Mitigation: Shard metadata by user/file ID and use in-memory caching (e.g., Redis) for frequent lookups.

Network Partitions:

Issue: Temporary loss of communication between nodes leads to inconsistent data.
Mitigation: Use quorum-based reads and writes to ensure data consistency.

Delayed Notifications:

Issue: Notifications fail or are delayed due to server overload.
Mitigation: Use retry mechanisms and prioritize notifications with a queue.

Future improvements

What are some future improvements you would make?

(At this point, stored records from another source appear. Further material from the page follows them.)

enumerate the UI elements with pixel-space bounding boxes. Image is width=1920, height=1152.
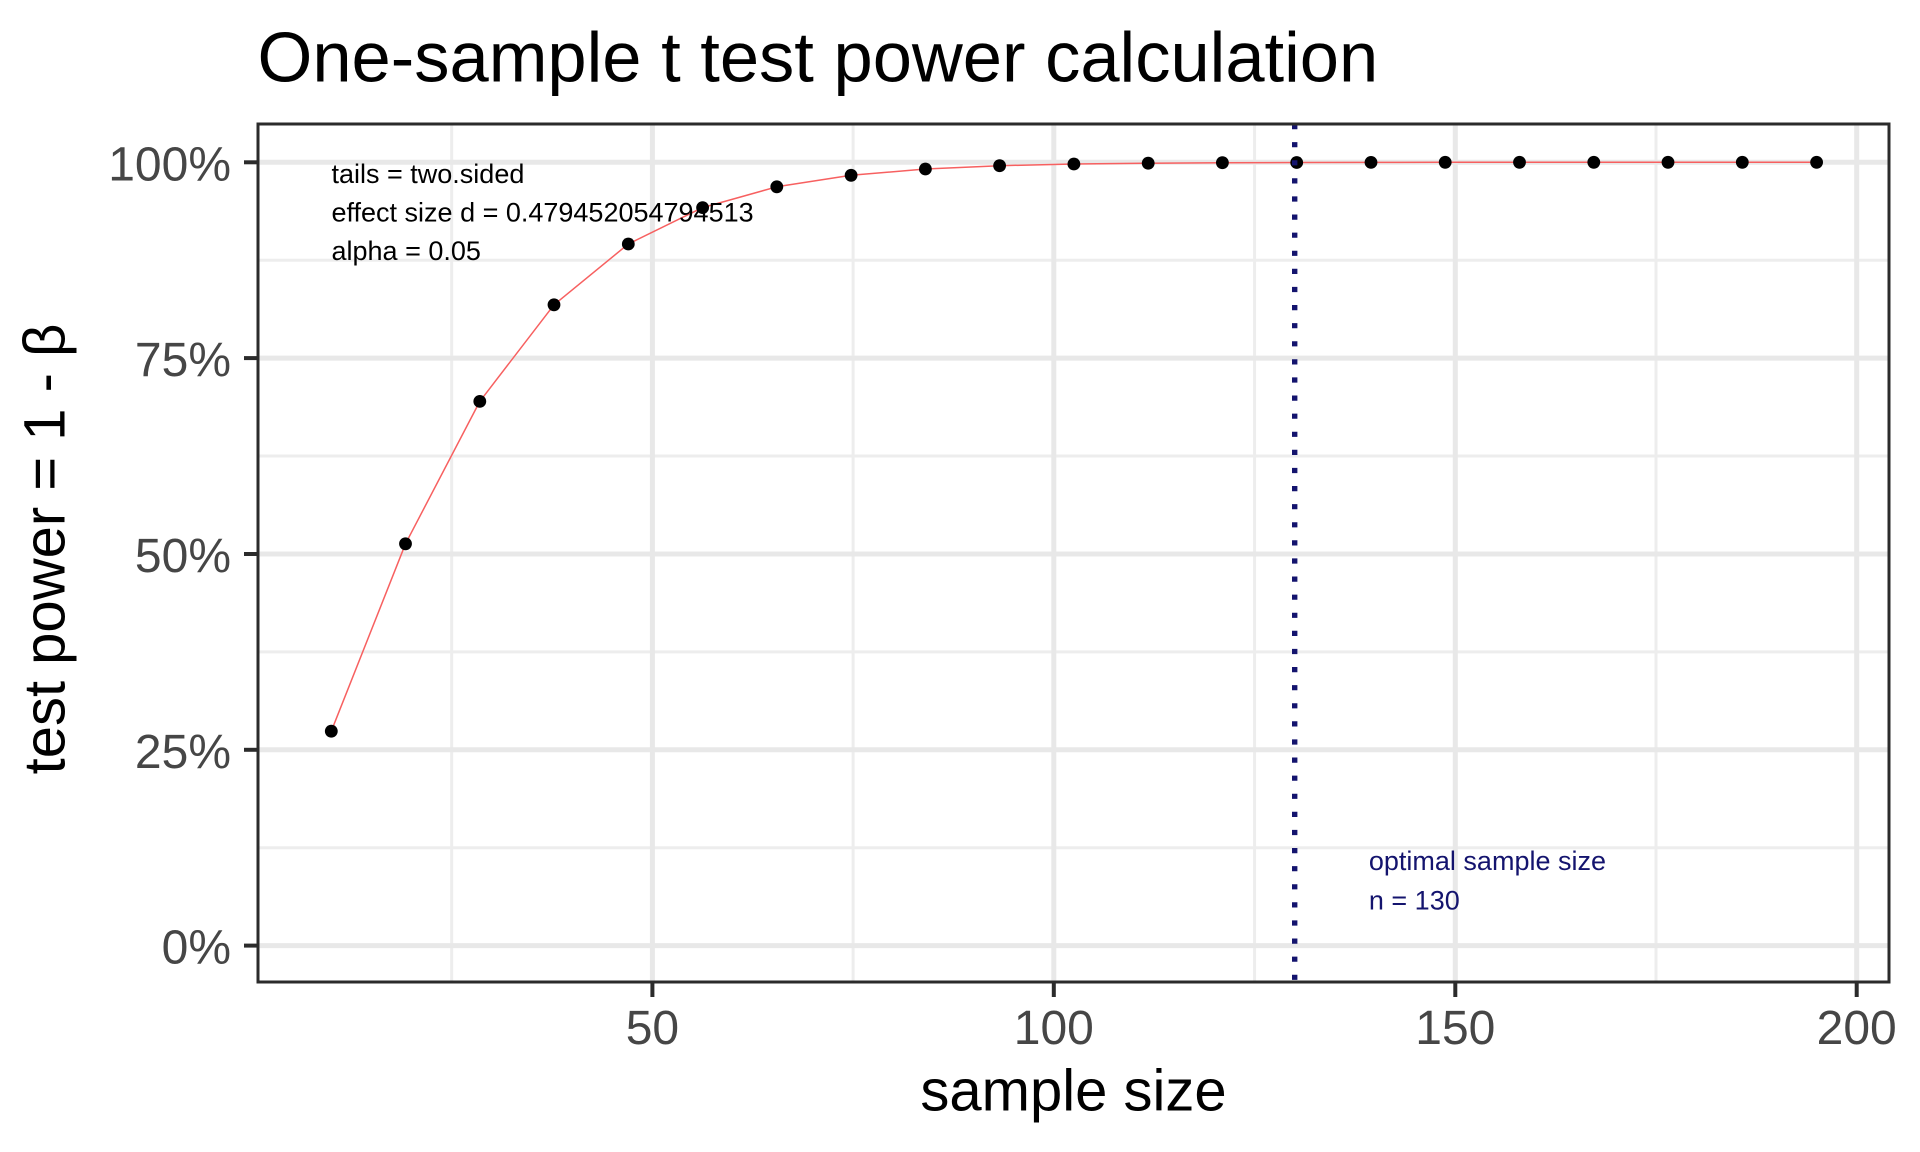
svg-text:effect size d = 0.479452054794: effect size d = 0.479452054794513 <box>332 198 754 228</box>
svg-text:100: 100 <box>1014 1002 1094 1055</box>
svg-text:200: 200 <box>1817 1002 1897 1055</box>
svg-text:75%: 75% <box>135 334 231 387</box>
svg-text:150: 150 <box>1415 1002 1495 1055</box>
svg-text:n = 130: n = 130 <box>1369 886 1460 916</box>
svg-text:test power = 1 - β: test power = 1 - β <box>13 324 78 775</box>
svg-text:One-sample t test power calcul: One-sample t test power calculation <box>258 18 1379 97</box>
svg-text:tails = two.sided: tails = two.sided <box>332 159 525 189</box>
svg-text:0%: 0% <box>162 922 231 975</box>
svg-text:sample size: sample size <box>920 1059 1226 1124</box>
svg-text:optimal sample size: optimal sample size <box>1369 846 1606 876</box>
svg-text:alpha = 0.05: alpha = 0.05 <box>332 236 481 266</box>
svg-text:25%: 25% <box>135 726 231 779</box>
svg-text:50: 50 <box>626 1002 679 1055</box>
svg-text:50%: 50% <box>135 530 231 583</box>
svg-text:100%: 100% <box>108 138 231 191</box>
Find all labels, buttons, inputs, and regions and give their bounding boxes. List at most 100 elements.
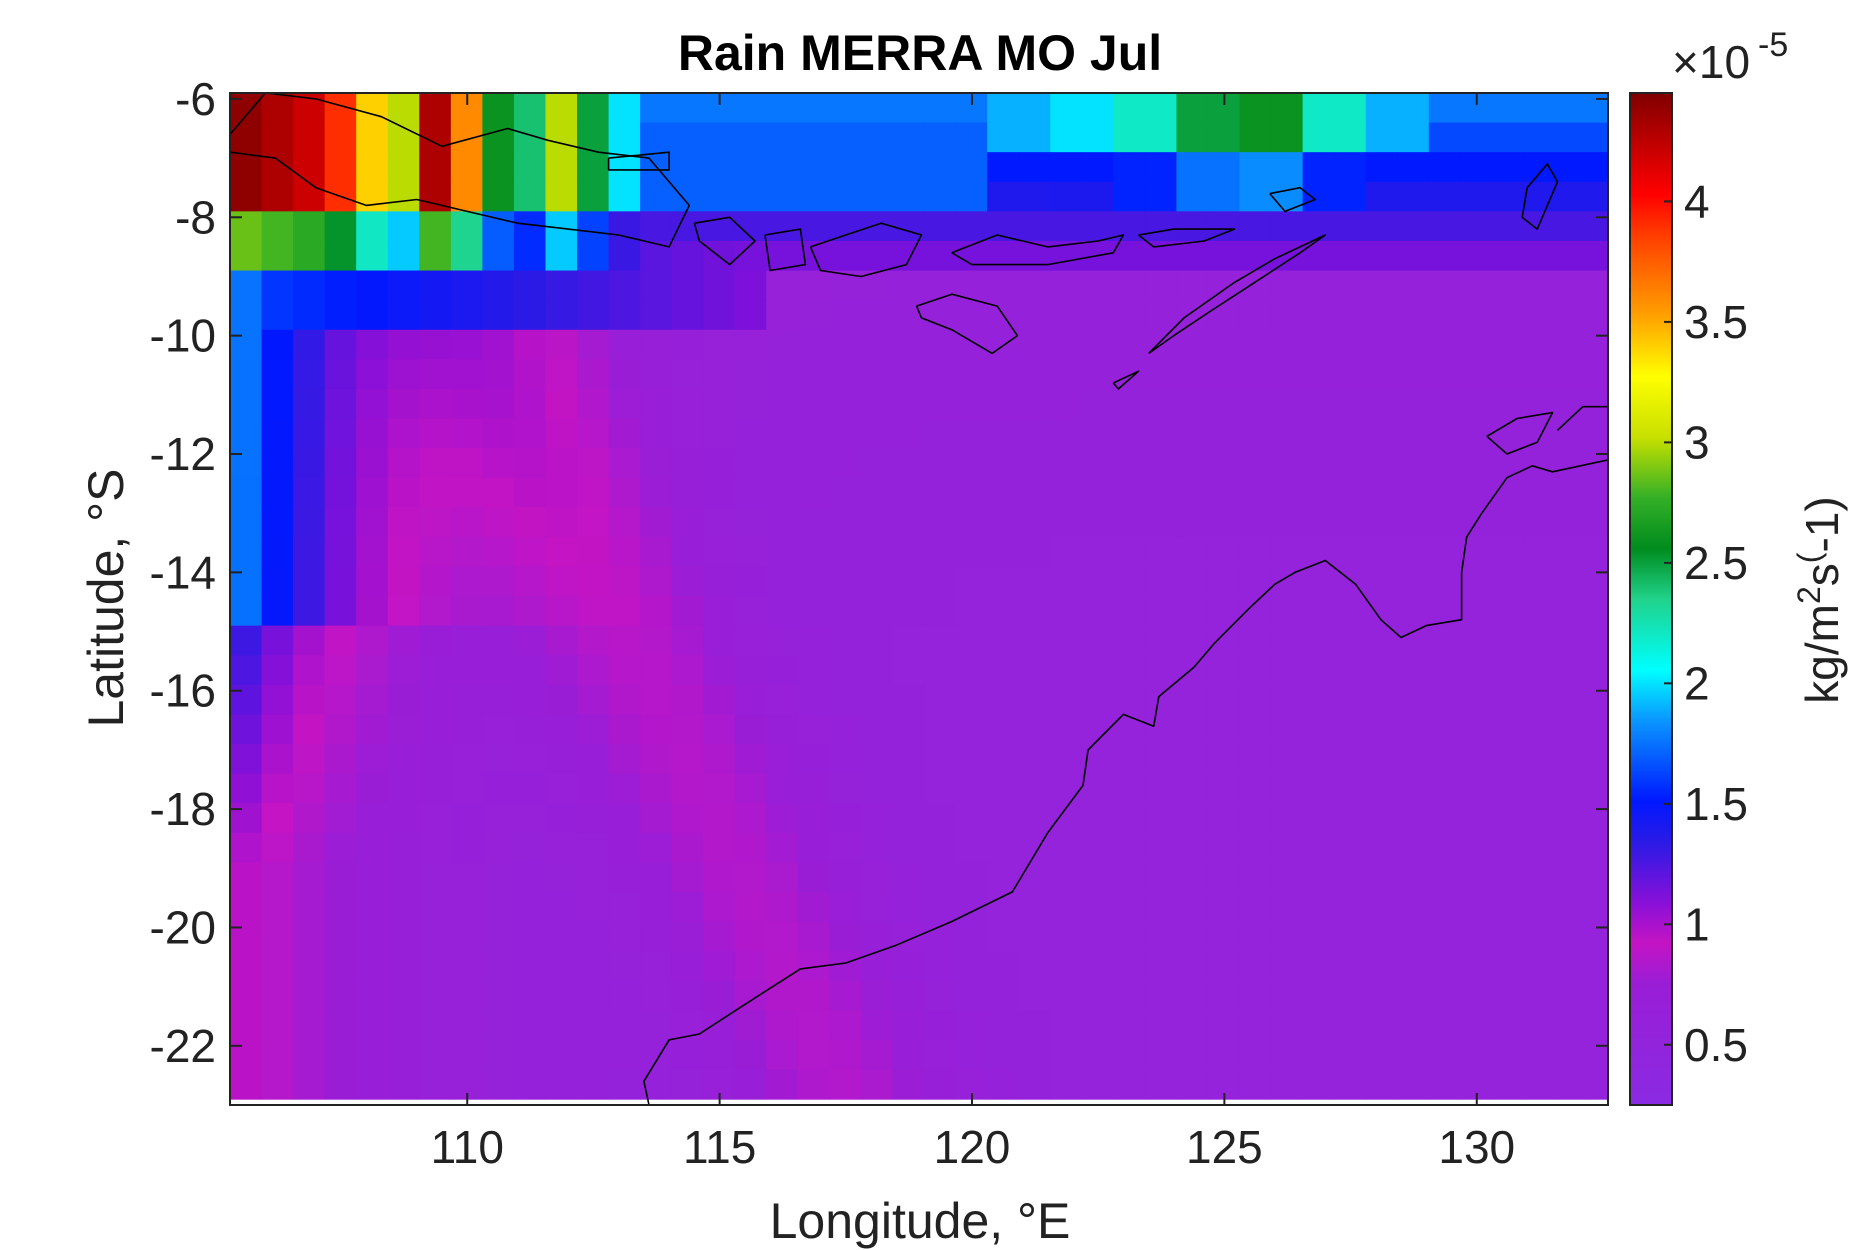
heatmap-cell [1271,181,1304,212]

How would you mitigate the failure scenario(s) you described above?

Erasure Coding:

Improvement: Replace full replication with erasure coding for reduced storage costs.
Mitigation: Use fast reconstruction algorithms to minimize read latency for missing chunks.

Predictive Scaling:

Improvement: Leverage AI to predict traffic patterns and scale resources dynamically.
Mitigation: Prevent service slowdowns during peak periods.

Advanced Search and Indexing:

Improvement: Enhance indexing with machine learning to provide smarter and faster search results.
Mitigation: Use distributed search engines (e.g., Elasticsearch) to handle growing data volumes.

Geo-Replication:

Improvement: Distribute data across global regions to reduce latency for users in different locations.
Mitigation: Implement region-based access and asynchronous replication.

Self-Healing System:

Improvement: Automate failure detection and recovery with real-time monitoring and self-healing mechanisms.
Mitigation: Minimize downtime and operational overhead.